4. Can I sit ACCA exams remotely while living in the UAE?

No. ACCA confirms all exams move to physical centres from March 2026, worldwide, except in countries with no centre provision. The UAE has established centres — including British Council venues in Dubai and Abu Dhabi for on-demand papers — so the remote option does not apply there.

5. Which companies in the UAE hire ACCA members?

Deloitte, PwC, EY and KPMG all have Dubai and Abu Dhabi offices, and EY Middle East runs its own page on ACCA's official job board, ACCA Careers.
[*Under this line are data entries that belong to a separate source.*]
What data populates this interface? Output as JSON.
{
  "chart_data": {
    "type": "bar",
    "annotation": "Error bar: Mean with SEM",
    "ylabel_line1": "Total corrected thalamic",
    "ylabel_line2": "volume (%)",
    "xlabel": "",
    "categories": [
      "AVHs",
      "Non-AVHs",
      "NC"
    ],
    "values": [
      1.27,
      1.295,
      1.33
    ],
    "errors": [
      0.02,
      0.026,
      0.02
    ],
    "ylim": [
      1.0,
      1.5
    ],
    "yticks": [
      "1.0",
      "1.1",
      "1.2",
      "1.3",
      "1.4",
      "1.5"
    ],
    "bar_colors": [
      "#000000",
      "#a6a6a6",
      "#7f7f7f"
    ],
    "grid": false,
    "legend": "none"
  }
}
Major UAE banks including First Abu Dhabi Bank and Emirates NBD also employ significant finance and accounting teams, alongside multinationals across the Emirates.

6. Is the ACCA qualification recognised by the UAE's own accounting body?

Yes, closely. The UAECA, the UAE's national chartered accountant qualification, has the ACCA Qualification as its basis. Once you qualify as an ACCA member, you can also apply for AAA membership and use both the ACCA and UAECA titles, with no extra financial commitment, per ACCA Global.

7. Should I move to Dubai right after qualifying, or gain experience in India first?

Most successful movers build 2–4 years of experience in India before relocating. This makes visa sponsorship easier, lets you apply for an internal transfer within the same firm, and positions you for the higher recruiter-quoted pay bands rather than entry-level, junior-skewed pay.